Dec 12 PLoS One study
Dec 12 CP article

Move to contact precautions associated with risk of dementia
Moving a hospitalized patient into isolation and initiating contact precautions is associated with a higher incidence of delirium, according to a retrospective cohort study, but the study's authors cautioned that the act of isolation may not be the cause of the increase. Contact precautions are used to prevent the spread of hard-to-treat infections like methicillin-resistant Staphylococcus aureus.
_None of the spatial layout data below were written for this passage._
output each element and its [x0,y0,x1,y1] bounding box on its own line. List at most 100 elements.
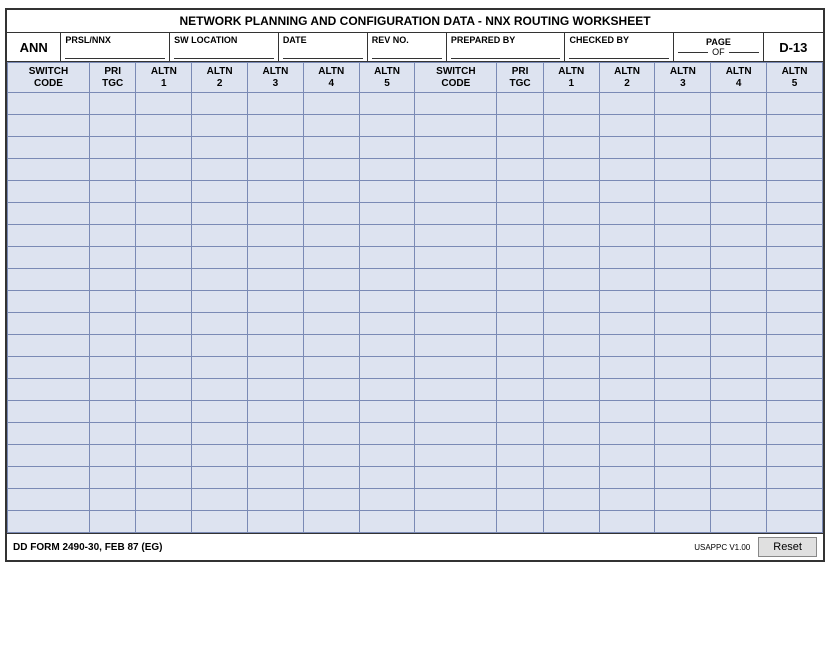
table-cell [711,159,767,181]
table-cell [655,181,711,203]
table-cell [136,423,192,445]
table-cell [655,379,711,401]
table-cell [248,225,304,247]
table-cell [303,467,359,489]
table-cell [192,379,248,401]
table-cell [655,225,711,247]
table-cell [359,225,415,247]
table-cell [136,467,192,489]
table-cell [543,467,599,489]
table-cell [89,335,136,357]
table-cell [303,269,359,291]
col-header-altn2_2: ALTN 2 [599,63,655,93]
swloc-cell: SW LOCATION [170,33,279,61]
table-cell [415,511,497,533]
table-cell [8,247,90,269]
table-cell [89,401,136,423]
table-cell [89,291,136,313]
table-cell [655,269,711,291]
table-cell [543,93,599,115]
table-cell [303,137,359,159]
table-cell [543,313,599,335]
table-cell [359,247,415,269]
table-cell [767,401,823,423]
form-id: D-13 [779,40,807,55]
table-cell [543,159,599,181]
table-cell [8,489,90,511]
table-cell [599,247,655,269]
table-cell [655,445,711,467]
table-cell [599,379,655,401]
table-cell [136,115,192,137]
table-cell [711,511,767,533]
col-header-altn1_1: ALTN 1 [136,63,192,93]
table-cell [359,93,415,115]
table-cell [415,313,497,335]
table-cell [248,291,304,313]
table-cell [543,445,599,467]
table-cell [359,379,415,401]
reset-button[interactable]: Reset [758,537,817,557]
table-cell [192,225,248,247]
col-header-altn4_2: ALTN 4 [711,63,767,93]
table-cell [599,423,655,445]
table-cell [192,357,248,379]
table-row [8,511,823,533]
table-cell [655,247,711,269]
table-cell [599,401,655,423]
table-cell [767,489,823,511]
table-cell [192,159,248,181]
table-cell [192,511,248,533]
table-cell [248,335,304,357]
table-cell [359,203,415,225]
table-row [8,313,823,335]
table-cell [248,511,304,533]
col-header-pri_tgc_1: PRI TGC [89,63,136,93]
table-cell [711,401,767,423]
table-cell [543,225,599,247]
table-cell [89,93,136,115]
table-cell [497,335,544,357]
table-cell [711,335,767,357]
table-cell [543,357,599,379]
table-cell [415,401,497,423]
table-row [8,291,823,313]
table-cell [415,269,497,291]
table-cell [497,423,544,445]
table-cell [303,291,359,313]
table-cell [303,181,359,203]
table-cell [8,467,90,489]
table-row [8,423,823,445]
table-cell [599,137,655,159]
table-cell [543,401,599,423]
col-header-altn5_1: ALTN 5 [359,63,415,93]
table-cell [192,269,248,291]
table-cell [543,423,599,445]
table-cell [192,93,248,115]
table-cell [248,203,304,225]
table-cell [8,181,90,203]
table-cell [192,137,248,159]
prslnnx-label: PRSL/NNX [65,35,165,45]
table-cell [303,401,359,423]
table-cell [543,247,599,269]
table-cell [497,511,544,533]
table-cell [497,467,544,489]
table-cell [8,93,90,115]
table-cell [543,335,599,357]
table-header-row: SWITCH CODEPRI TGCALTN 1ALTN 2ALTN 3ALTN… [8,63,823,93]
table-cell [303,203,359,225]
table-cell [248,181,304,203]
table-row [8,137,823,159]
table-cell [192,181,248,203]
table-cell [359,269,415,291]
table-cell [192,423,248,445]
table-cell [89,137,136,159]
chkby-value [569,45,669,59]
table-row [8,159,823,181]
table-cell [543,137,599,159]
prslnnx-value [65,45,165,59]
page-cell: PAGE OF [674,33,764,61]
table-cell [655,357,711,379]
table-cell [767,159,823,181]
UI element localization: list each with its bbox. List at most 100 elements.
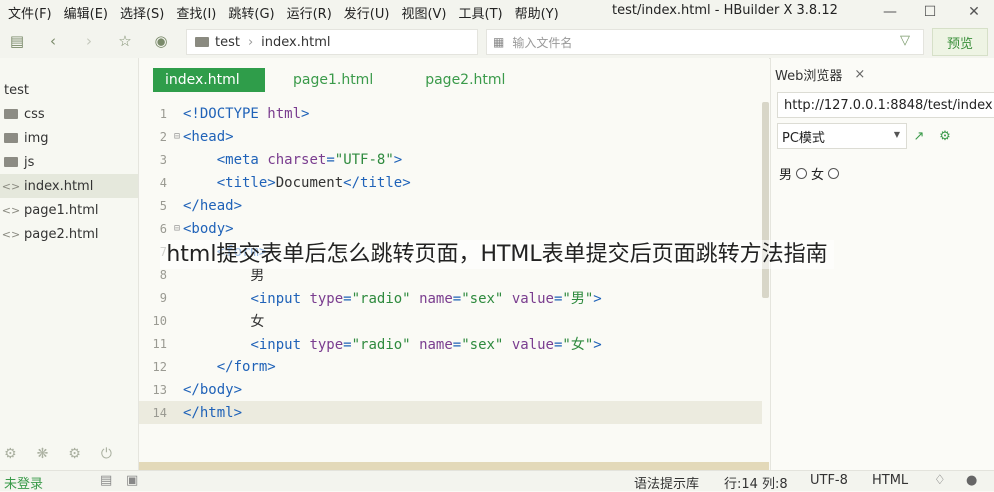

The investigators, from the University of Maryland School of Medicine, examined 2 years' worth of data on more than 45,000 patients at the university's medical center and determined that the risk of clinically defined dementia was 1.75 times higher among those who were isolated after admission but not among those isolated upon admission. "Patients in our study who were placed on contact precautions later in their hospitalization were generally sicker than those who were on contact precautions from the outset," said lead author Hannah Day in a press release from the Society for Healthcare Epidemiology of America (SHEA). "So it's possible that the underlying illness rather than the precautions themselves is responsible for the association with delirium."